Os antigos dividiam a literatura em poesia e prosa.
Uma e outra tinham seus cânones linguísticos.
A poesia -- seus metros açucarados (jambos e troqueus ou o vinagrete do "verso livre"), um vocabulário "poético" peculiar (corcel e não cavalo, infante e não moleque, e demais "flores-amores", "rosas-formosas") e seus temazinhos "poéticos" (antes: noite, amor; hoje: chamas, ferreiros).
A prosa -- heróis peculiarmente postiços (ele + ela + o amante -- romancistas psicológicos; o intelectual + a jovem + o guarda-civil -- romancistas de costumes; alguém de cinza + a dama desconhecida + Cristo -- simbolistas) e seu estilo literário-artístico peculiar (1. "o sol se punha atrás do morro" + amaram ou mataram = "os choupos farfalham lá fora"; 2. "vou dizer isto a você, Vaniazinho" + "o juiz da vara dos órfãos tomava da branquinha" = ainda veremos o céu coberto de diamantes; 3. "como é estranho, Adelaida Ivanovna" + ampliava-se o mistério assustador = coroado de rosas brancas).
A poesia e a prosa dos antigos estavam igualmente afastadas da fala prática, do jargão das ruas, da linguagem exata da ciência.

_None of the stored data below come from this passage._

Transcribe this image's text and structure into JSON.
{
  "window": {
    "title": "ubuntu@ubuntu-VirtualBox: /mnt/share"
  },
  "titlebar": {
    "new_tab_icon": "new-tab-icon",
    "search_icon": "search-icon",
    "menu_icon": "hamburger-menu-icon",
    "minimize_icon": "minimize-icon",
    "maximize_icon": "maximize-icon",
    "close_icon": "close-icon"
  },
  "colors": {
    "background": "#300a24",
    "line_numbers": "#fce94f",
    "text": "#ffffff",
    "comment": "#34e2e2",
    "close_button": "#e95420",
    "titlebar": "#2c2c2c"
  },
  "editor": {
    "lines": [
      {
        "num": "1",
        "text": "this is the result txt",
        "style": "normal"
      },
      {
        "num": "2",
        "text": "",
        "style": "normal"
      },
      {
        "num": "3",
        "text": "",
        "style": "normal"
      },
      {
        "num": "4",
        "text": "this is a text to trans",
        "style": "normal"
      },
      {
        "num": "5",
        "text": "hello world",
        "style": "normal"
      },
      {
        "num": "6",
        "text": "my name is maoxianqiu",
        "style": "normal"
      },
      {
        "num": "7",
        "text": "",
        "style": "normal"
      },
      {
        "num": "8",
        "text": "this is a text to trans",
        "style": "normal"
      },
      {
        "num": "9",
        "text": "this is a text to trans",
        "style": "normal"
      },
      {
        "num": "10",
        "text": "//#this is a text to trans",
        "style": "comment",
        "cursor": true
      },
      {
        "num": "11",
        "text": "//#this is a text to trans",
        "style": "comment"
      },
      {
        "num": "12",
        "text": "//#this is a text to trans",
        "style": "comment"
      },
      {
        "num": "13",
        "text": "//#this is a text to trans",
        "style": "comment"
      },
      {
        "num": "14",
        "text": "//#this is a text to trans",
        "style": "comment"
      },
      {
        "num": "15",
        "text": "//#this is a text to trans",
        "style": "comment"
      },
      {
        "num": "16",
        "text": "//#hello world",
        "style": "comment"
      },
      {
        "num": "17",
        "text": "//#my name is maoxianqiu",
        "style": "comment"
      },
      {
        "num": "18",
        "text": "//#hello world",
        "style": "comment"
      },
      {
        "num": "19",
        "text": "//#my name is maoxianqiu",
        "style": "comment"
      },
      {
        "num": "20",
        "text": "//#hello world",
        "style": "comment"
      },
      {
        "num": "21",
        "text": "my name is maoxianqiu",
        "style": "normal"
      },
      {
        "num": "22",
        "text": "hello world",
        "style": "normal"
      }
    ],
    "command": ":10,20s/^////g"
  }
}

Nós dissipamos a velha poeira vocabular, aproveitando apenas a tralha de ferro das velharias.
Não queremos saber de nenhuma diferença entre a poesia, a prosa e a linguagem prática.

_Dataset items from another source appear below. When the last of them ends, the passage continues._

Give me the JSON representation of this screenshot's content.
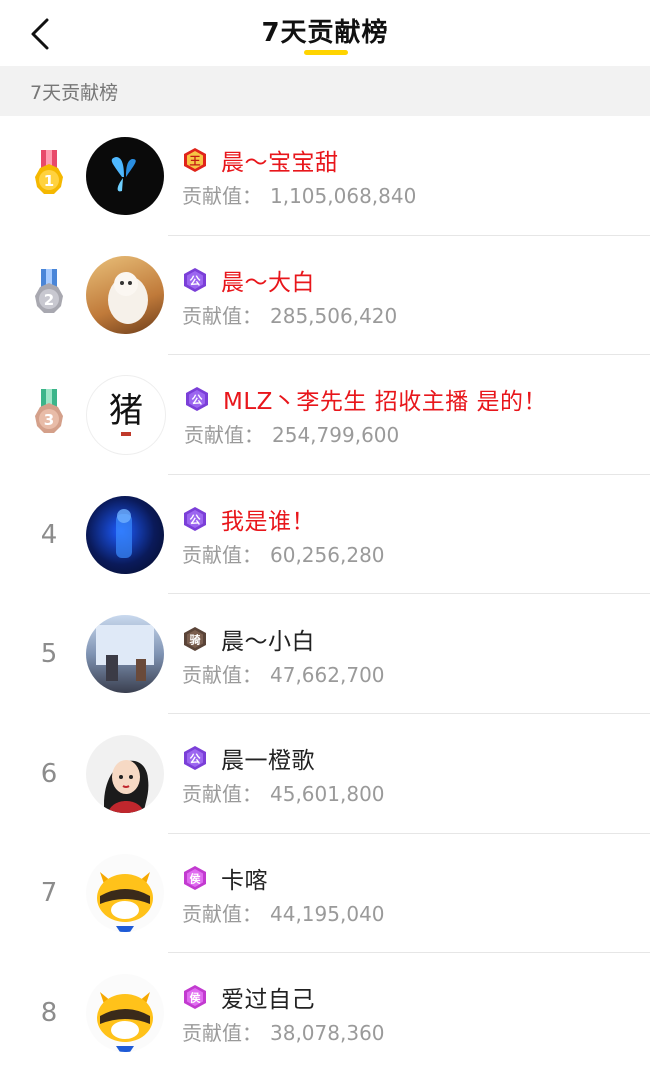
{
  "header": {
    "title": "7天贡献榜"
  },
  "section_label": "7天贡献榜",
  "score_label": "贡献值：",
  "colors": {
    "accent": "#FFD400",
    "name_red": "#e8161b",
    "gold": "#F5B800",
    "silver": "#A8A8B0",
    "bronze": "#D4A08A"
  },
  "ranking": [
    {
      "rank": "1",
      "name": "晨～宝宝甜",
      "score": "1,105,068,840",
      "badge": "王",
      "badge_icon": "king-badge-icon",
      "highlight": true
    },
    {
      "rank": "2",
      "name": "晨～大白",
      "score": "285,506,420",
      "badge": "公",
      "badge_icon": "duke-badge-icon",
      "highlight": true
    },
    {
      "rank": "3",
      "name": "MLZ丶李先生 招收主播 是的！",
      "score": "254,799,600",
      "badge": "公",
      "badge_icon": "duke-badge-icon",
      "highlight": true
    },
    {
      "rank": "4",
      "name": "我是谁！",
      "score": "60,256,280",
      "badge": "公",
      "badge_icon": "duke-badge-icon",
      "highlight": true
    },
    {
      "rank": "5",
      "name": "晨～小白",
      "score": "47,662,700",
      "badge": "骑",
      "badge_icon": "knight-badge-icon",
      "highlight": false
    },
    {
      "rank": "6",
      "name": "晨一橙歌",
      "score": "45,601,800",
      "badge": "公",
      "badge_icon": "duke-badge-icon",
      "highlight": false
    },
    {
      "rank": "7",
      "name": "卡喀",
      "score": "44,195,040",
      "badge": "侯",
      "badge_icon": "marquis-badge-icon",
      "highlight": false
    },
    {
      "rank": "8",
      "name": "爱过自己",
      "score": "38,078,360",
      "badge": "侯",
      "badge_icon": "marquis-badge-icon",
      "highlight": false
    }
  ],
  "avatar_art": {
    "avatar3_text": "猪"
  }
}
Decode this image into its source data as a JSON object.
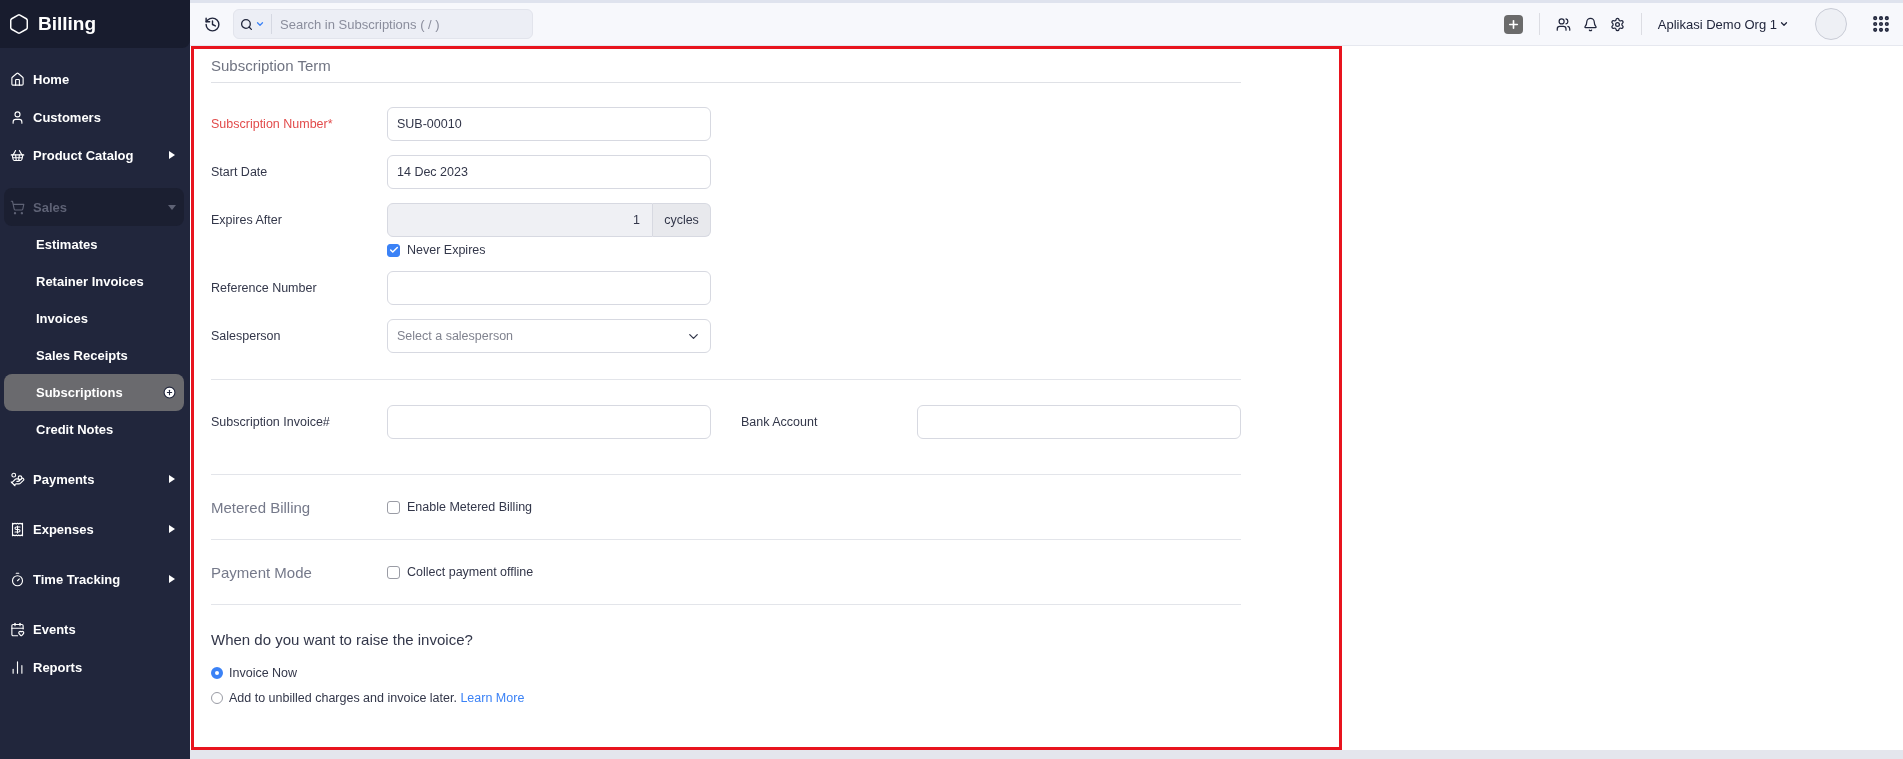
{
  "app": {
    "name": "Billing"
  },
  "sidebar": {
    "items": [
      {
        "kind": "link",
        "label": "Home"
      },
      {
        "kind": "link",
        "label": "Customers"
      },
      {
        "kind": "menu",
        "label": "Product Catalog",
        "expanded": false
      },
      {
        "kind": "group",
        "label": "Sales",
        "expanded": true,
        "children": [
          {
            "label": "Estimates",
            "selected": false
          },
          {
            "label": "Retainer Invoices",
            "selected": false
          },
          {
            "label": "Invoices",
            "selected": false
          },
          {
            "label": "Sales Receipts",
            "selected": false
          },
          {
            "label": "Subscriptions",
            "selected": true
          },
          {
            "label": "Credit Notes",
            "selected": false
          }
        ]
      },
      {
        "kind": "menu",
        "label": "Payments",
        "expanded": false
      },
      {
        "kind": "menu",
        "label": "Expenses",
        "expanded": false
      },
      {
        "kind": "menu",
        "label": "Time Tracking",
        "expanded": false
      },
      {
        "kind": "link",
        "label": "Events"
      },
      {
        "kind": "link",
        "label": "Reports"
      }
    ]
  },
  "topbar": {
    "search": {
      "placeholder": "Search in Subscriptions ( / )"
    },
    "org": "Aplikasi Demo Org 1"
  },
  "form": {
    "section_title": "Subscription Term",
    "fields": [
      {
        "kind": "text",
        "label": "Subscription Number*",
        "required": true,
        "value": "SUB-00010"
      },
      {
        "kind": "text",
        "label": "Start Date",
        "required": false,
        "value": "14 Dec 2023"
      },
      {
        "kind": "addon",
        "label": "Expires After",
        "required": false,
        "value": "1",
        "addon": "cycles",
        "disabled": true,
        "option": {
          "label": "Never Expires",
          "checked": true
        }
      },
      {
        "kind": "text",
        "label": "Reference Number",
        "required": false
      },
      {
        "kind": "select",
        "label": "Salesperson",
        "required": false,
        "placeholder": "Select a salesperson"
      }
    ],
    "pair": [
      {
        "label": "Subscription Invoice#"
      },
      {
        "label": "Bank Account"
      }
    ],
    "options": [
      {
        "title": "Metered Billing",
        "label": "Enable Metered Billing",
        "checked": false
      },
      {
        "title": "Payment Mode",
        "label": "Collect payment offline",
        "checked": false
      }
    ],
    "question": "When do you want to raise the invoice?",
    "radios": [
      {
        "label": "Invoice Now",
        "selected": true
      },
      {
        "label": "Add to unbilled charges and invoice later.",
        "link": "Learn More",
        "selected": false
      }
    ]
  }
}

Nós conhecemos um único material da palavra e aplicamos a ele a elaboração de hoje em dia.
Trabalhamos com a organização dos sons da língua, a polifonia do ritmo, a simplificação das construções vocabulares, a precisão da expressividade linguística, a elaboração de novos processos temáticos.
Todo este trabalho não é para nós um fim em si mesmo estético, mas um laboratório para a melhor expressão dos fatos da atualidade.